Sports were not only subject to politics, but became a major part of it. The superpowers could not afford an open armed clash and Olympics and other international arenas became the only places where the confrontation between Soviet Union and the US, could be fought in real time.
John F. Kennedy said that two things determined a nation’s prestige – space flights and Olympic gold medals.
This was probably the most honest motto of the Cold War. Big-time sports became part of this war, with teams turned into military units, and sports ground into battlefields.
For the Soviet team, the 1972 Munich Games were very convincing revenge for the defeat by the Americans in the non-official point-count in Mexico four years before.
The Soviets simply could not afford to lose in the year of the Soviet Union’s 50th anniversary. Soviet athletes won 99 medals, including 50 gold, one third more than the Americans.

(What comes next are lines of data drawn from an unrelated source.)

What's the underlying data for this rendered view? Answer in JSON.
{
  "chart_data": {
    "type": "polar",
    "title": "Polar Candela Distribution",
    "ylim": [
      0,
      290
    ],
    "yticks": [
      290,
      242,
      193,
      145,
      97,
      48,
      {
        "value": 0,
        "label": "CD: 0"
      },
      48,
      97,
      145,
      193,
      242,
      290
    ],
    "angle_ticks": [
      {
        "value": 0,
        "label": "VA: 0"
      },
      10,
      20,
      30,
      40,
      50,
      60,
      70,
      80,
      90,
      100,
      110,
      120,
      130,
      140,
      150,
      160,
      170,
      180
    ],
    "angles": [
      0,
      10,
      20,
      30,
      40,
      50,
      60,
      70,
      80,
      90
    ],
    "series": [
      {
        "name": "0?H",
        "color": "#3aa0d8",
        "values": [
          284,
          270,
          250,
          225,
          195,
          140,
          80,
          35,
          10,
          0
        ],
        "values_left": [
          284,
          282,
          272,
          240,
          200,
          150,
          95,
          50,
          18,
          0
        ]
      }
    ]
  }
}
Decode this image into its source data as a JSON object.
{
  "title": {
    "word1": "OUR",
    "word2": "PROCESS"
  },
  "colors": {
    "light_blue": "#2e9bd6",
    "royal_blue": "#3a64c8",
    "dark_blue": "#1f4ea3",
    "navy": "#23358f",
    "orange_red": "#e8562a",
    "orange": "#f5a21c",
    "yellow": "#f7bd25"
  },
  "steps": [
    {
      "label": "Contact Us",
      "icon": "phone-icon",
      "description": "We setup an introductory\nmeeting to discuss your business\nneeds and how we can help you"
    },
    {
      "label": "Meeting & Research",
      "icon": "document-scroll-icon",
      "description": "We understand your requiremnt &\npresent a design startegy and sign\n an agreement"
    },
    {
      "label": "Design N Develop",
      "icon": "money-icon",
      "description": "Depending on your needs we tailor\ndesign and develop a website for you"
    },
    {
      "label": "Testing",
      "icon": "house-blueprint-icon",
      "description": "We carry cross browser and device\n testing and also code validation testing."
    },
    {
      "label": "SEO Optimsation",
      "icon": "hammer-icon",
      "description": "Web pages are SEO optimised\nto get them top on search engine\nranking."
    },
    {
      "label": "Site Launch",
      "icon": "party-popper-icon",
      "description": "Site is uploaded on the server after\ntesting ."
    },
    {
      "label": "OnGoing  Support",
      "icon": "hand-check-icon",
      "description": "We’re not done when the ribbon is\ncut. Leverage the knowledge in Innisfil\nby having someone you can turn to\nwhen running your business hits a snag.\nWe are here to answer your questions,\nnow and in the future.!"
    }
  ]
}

The crowning glory came in the Basketballhalle, where the Soviet team was competing in the finals against the Americans, the absolute favourite which had not lost a single Olympic game in several decades running.
The last three seconds allowed Alexander Belov to score the victory in this incredible game.
Regrettably for all sports lovers, this long-standing confrontation was marred by two boycotts. The US and many other western countries refused to attend the 1980 Olympics in Moscow, and the Soviet Union reciprocated by boycotting the 1984 Games in Los Angeles.
The Soviet Union proved its worth in Seoul in 1988. It received 132 medals, including 55 gold, which compared to 94 and 36 American medals, respectively. The US came third after East Germany.
The Soviet triumph took place in Barcelona in 1992. The Soviet Union had already collapsed by that time, and a “combined team” played under the Olympic, rather than the Soviet, flag. It won 112 medals, including 45 gold, against the United States’ 108 and 37.
In the Atlanta and the Sydney Games in 1996 and 2000, the Russian team ranked second in the non-official point-count, and was third in Athens in 2004.
World’s athletes have gathered to compete in Beijing. China’s economic and political might has been steadily growing in the last few years, and Beijing hopes to win the Game in the non-official point-count.
The US wants to preserve its global lead, while Russia will have to fight hard to regain its lost positions.